Опубликовано в журнале Seasons of life, выпуск 47
Архивные номера и новые выпуски в онлайн-магазине
В тумбочке у мамы лежал буквально мешок серебра. Старинные дагестанские браслеты — тяжелые и прекрасные — папа привозил из командировок в высокогорные села. Тогда их еще можно было купить вот так просто, «с рук». В горах серебро — это обыденно, а папа восхищался мастерством народных ювелиров. Все детство я любила рассматривать эти браслеты. Мне нравилось, что они уже с царапинками, с историей, даже с запахом другой жизни. Представляла, как папа едет по горной дороге на мотоцикле (и волосы назад) и в фотокофре у него подарок.
Как жили женщины, которые носили эти браслеты сто лет назад, — никак не могла представить я. Потому что в наш аскетичный советский быт и стиль мамы, учительницы английского языка, они не вписывались. Слишком экстравагантно. Как только взрослые гормоны ворвались в мою кровь, лет с 13 я мечтала быть блондинкой — прозрачноглазой и прозрачнокожей. И душиться духами Chloé, и носить золотые колечки и золотых стрекозок в ушах. Чтобы в меня влюблялись с первого взгляда и писали записки про «золото твоих волос…» на листках в клеточку.
Но после нескольких лет бурного пубертата и пары‐тройки радикальных экспериментов с цветом волос я смирилась с тем, что навсегда брюнетка. Внешне и по сути. И духи мои — Chanel Allure. А металл — серебро. До меня дошло, что влюбляются не в соломенные кудельки, а в характер. С этого началось взросление. Сейчас, в 44 года, я только начинаю носить золото, учусь, примеряюсь, прислушиваюсь, как золото чувствует себя на мне, и как я чувствую себя в золоте. Обычно не очень, потому что предыдущие тридцать лет провела в серебре. Мне казалось, это не пафосно, и ношу я его для себя.
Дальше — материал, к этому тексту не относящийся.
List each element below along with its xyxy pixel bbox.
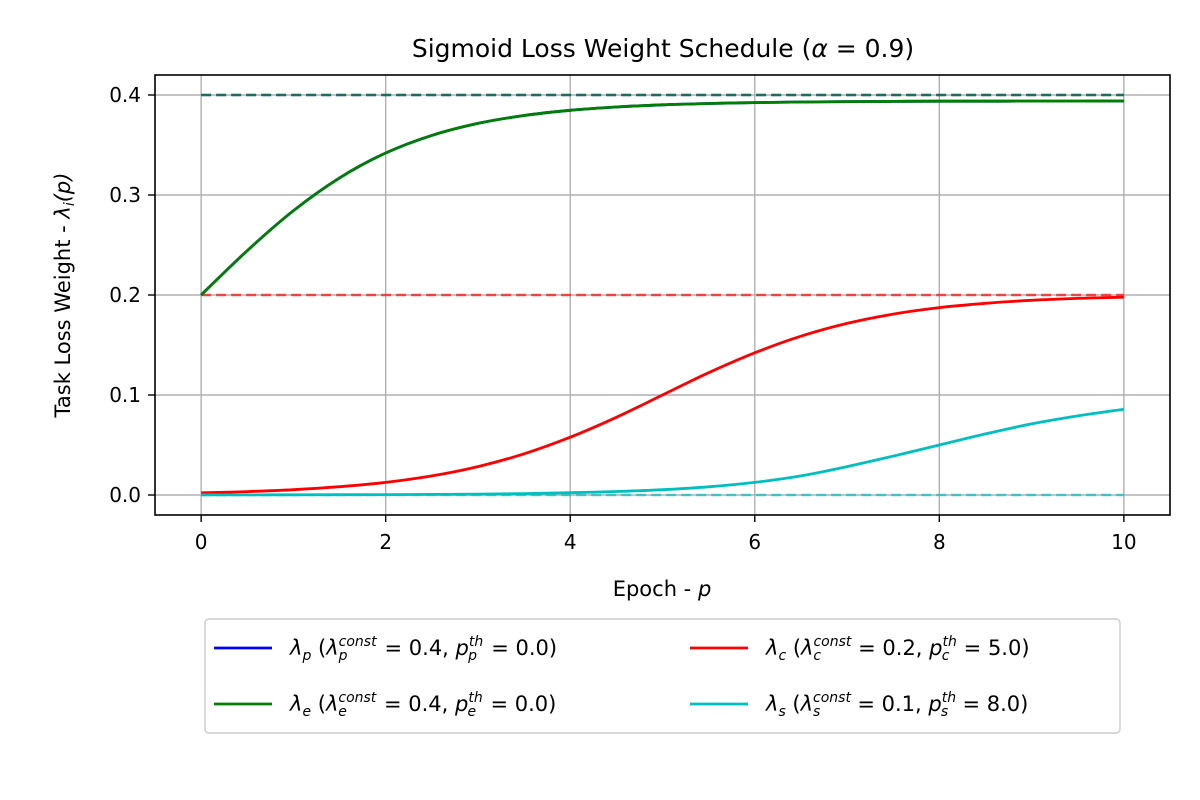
x-axis-ticks: 0 2 4 6 8 10 [195,515,1137,554]
series-line-e [200,99,1124,297]
y-tick-label: 0.0 [109,483,141,507]
series-line-s [201,407,1125,497]
y-axis-label: Task Loss Weight - λi(p) [51,173,78,419]
legend-item-c: λc (λconst c = 0.2, pth c = 5.0) [690,634,1030,664]
y-tick-label: 0.3 [109,183,141,207]
x-tick-label: 0 [195,530,208,554]
legend-label-e: λe (λconst e = 0.4, pth e = 0.0) [289,690,556,720]
x-tick-label: 10 [1111,530,1136,554]
legend-item-s: λs (λconst s = 0.1, pth s = 8.0) [690,690,1028,720]
legend-item-p: λp (λconst p = 0.4, pth p = 0.0) [214,634,557,664]
series-lines [200,99,1125,497]
legend-box [204,618,1121,734]
y-axis-ticks: 0.0 0.1 0.2 0.3 0.4 [109,83,155,507]
legend-item-e: λe (λconst e = 0.4, pth e = 0.0) [214,690,556,720]
legend-label-p: λp (λconst p = 0.4, pth p = 0.0) [289,634,557,664]
x-tick-label: 4 [564,530,577,554]
y-tick-label: 0.1 [109,383,141,407]
chart-title: Sigmoid Loss Weight Schedule (α = 0.9) [412,34,914,63]
legend-label-s: λs (λconst s = 0.1, pth s = 8.0) [765,690,1028,720]
x-tick-label: 2 [379,530,392,554]
y-tick-label: 0.2 [109,283,141,307]
x-tick-label: 8 [933,530,946,554]
legend-label-c: λc (λconst c = 0.2, pth c = 5.0) [765,634,1030,664]
x-tick-label: 6 [748,530,761,554]
x-axis-label: Epoch - p [613,577,712,601]
y-tick-label: 0.4 [109,83,141,107]
series-line-c [201,295,1124,495]
legend: λp (λconst p = 0.4, pth p = 0.0) λe (λconst… [204,618,1121,734]
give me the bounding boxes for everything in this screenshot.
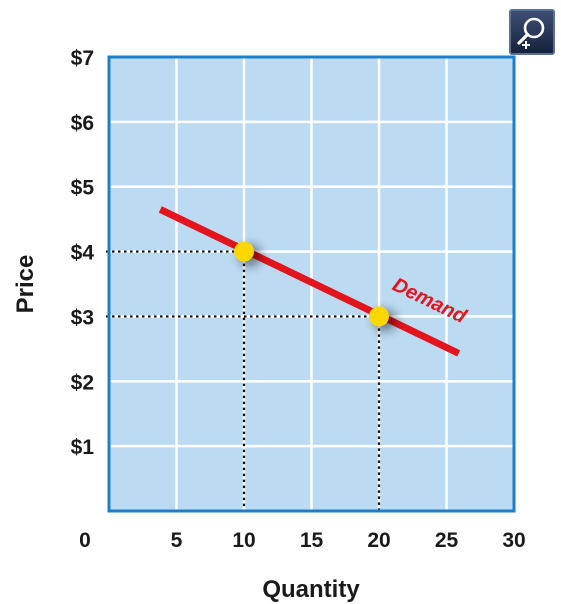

Серебро всегда было моей броней, моим украшением и оберегом. Надевая сначала серьги, потом цепочку и несколько колец, я чувствовала себя защищенной, словно в латах. Это был ритуал, после которого я смело шла на любую встречу — с человеком или действительностью в целом. И, главное, серебро не блестело. Оно сияло благородно и сдержанно. Даже первое студенческое, дешевое — капельное, с чернью, с эмалью, потом с бирюзой и розовым кораллом. В моем Дагестане сотни лет традициям изготовления и ношения серебра, оно повсюду — и в серебре ты как бы всегда как дома.
«Носи монисты, длинные серьги и побольше браслетов, которые звенят», — однажды сказала психолог, пытаясь вывести меня из состояния комы‐стресса. «Тебе хочется съежиться, так сделай противоположное. Тебе нужна амплитуда! И серьги ее создадут. Монисты отбивают ритм, а браслет, который свободно движется по руке и падает на запястье, крутится там, где вены, где пульсация, которую надо усиливать…». Серебро помогло мне тогда, и ко всем поводам его носить добавился еще один — терапевтический.
В моем расписании мало настоящих женских дел, и это так же навсегда, как и то, что я брюнетка. Почему‐то я не умею хотеть, выбирать, рассматривать вещи даже в интернет‐магазинах. Не зависаю у витрин, и новое платье не помогает от плохого настроения. А новое кольцо — да. И в этом я себе не отказываю. И всегда знаю, какое мне нужно еще — в виде лабиринта, печатки, с камнем и с каким. Планирую, ищу, заказываю авторское, отваживаюсь на современный дизайн, трачусь и чувствую себя при этом очень женщиной.
Старинные браслеты у нас украли. Вынесли из дома. Собственно, больше и выносить было нечего. А содержание сундуков в горских домах Дагестана, откуда раньше доставали дедушкины газыри и бабушкины монисты, давно перекочевало в музеи и дорогие антикварные магазины. Те браслеты стоят у меня перед глазами, таких больше нет.